If needed, make sure the following RPMs are installed: tcllib, tcltls
If they're not, use rpm, yum, apt-get, etc, to install them.
Note: On RedHat Enterprise Linux distributions, the tcltls RPM is not available in the yum repositories.
But it's possible to use the tcltls RPM from the equivalent Fedora distribution instead.
2) Under Windows
2.1) Install a Tcl interpreter
- Download the latest stable 32-bits Tcl interpreter from ActiveState:
http://www.activestate.com/activetcl/downloads
Be sure to download the x86 version, even on AMD64/x86_64 machines, because we use Expect, and it's only available in the x86 version.
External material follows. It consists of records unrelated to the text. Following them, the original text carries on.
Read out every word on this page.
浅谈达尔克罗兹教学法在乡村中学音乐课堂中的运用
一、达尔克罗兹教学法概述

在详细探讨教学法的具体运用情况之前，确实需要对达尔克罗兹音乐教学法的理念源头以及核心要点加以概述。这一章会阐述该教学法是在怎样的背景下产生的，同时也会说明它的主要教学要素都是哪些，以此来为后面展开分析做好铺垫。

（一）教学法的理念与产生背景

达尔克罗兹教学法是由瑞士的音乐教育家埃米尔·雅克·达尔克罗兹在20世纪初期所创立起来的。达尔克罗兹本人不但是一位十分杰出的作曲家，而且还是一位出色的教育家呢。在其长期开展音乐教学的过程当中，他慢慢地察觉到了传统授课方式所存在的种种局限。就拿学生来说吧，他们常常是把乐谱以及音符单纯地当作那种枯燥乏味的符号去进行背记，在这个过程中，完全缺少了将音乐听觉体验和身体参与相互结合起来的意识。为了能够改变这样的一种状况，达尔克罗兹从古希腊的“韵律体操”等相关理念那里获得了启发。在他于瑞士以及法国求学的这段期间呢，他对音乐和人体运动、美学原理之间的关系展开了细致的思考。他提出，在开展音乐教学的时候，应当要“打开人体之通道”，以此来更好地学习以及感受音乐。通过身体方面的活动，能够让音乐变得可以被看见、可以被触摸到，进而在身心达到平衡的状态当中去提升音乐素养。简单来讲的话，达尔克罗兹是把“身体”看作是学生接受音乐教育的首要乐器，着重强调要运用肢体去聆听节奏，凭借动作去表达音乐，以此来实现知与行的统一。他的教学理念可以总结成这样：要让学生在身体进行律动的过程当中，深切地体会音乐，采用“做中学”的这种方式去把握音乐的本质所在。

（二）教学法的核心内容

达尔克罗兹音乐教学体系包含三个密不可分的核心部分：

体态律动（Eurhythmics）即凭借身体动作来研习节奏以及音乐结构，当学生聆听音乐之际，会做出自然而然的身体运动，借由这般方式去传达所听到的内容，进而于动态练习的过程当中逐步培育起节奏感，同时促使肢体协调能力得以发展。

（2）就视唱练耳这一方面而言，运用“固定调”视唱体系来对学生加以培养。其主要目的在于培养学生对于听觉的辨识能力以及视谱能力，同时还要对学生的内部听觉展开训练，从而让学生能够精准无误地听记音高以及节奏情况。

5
- Install it on your system. Accept defaults for all options, unless you know what you're doing.
- Copy tclsh.bat into your path. Ex: into C:\Windows
- Run "tclsh.bat -s"
(This sets up Windows to run .tcl files as command-line scripts, and .tk files as windowed scripts.)
- In Windows XP or 2003, close the command prompt and restart it. Not necessary in more recent versions of Windows.
2.2) Install the optional Tcl packages some scripts need
At the command prompt, run: (Using an --http-proxy option (or not) as necessary for your site)
teacup install --http-proxy web-proxy:8080 Expect
teacup install --http-proxy web-proxy:8080 dns
Note that many scripts are able to automatically download the packages they need.
For the remaining cases where this is not automated, use commands similar to the above two to get the missing packages.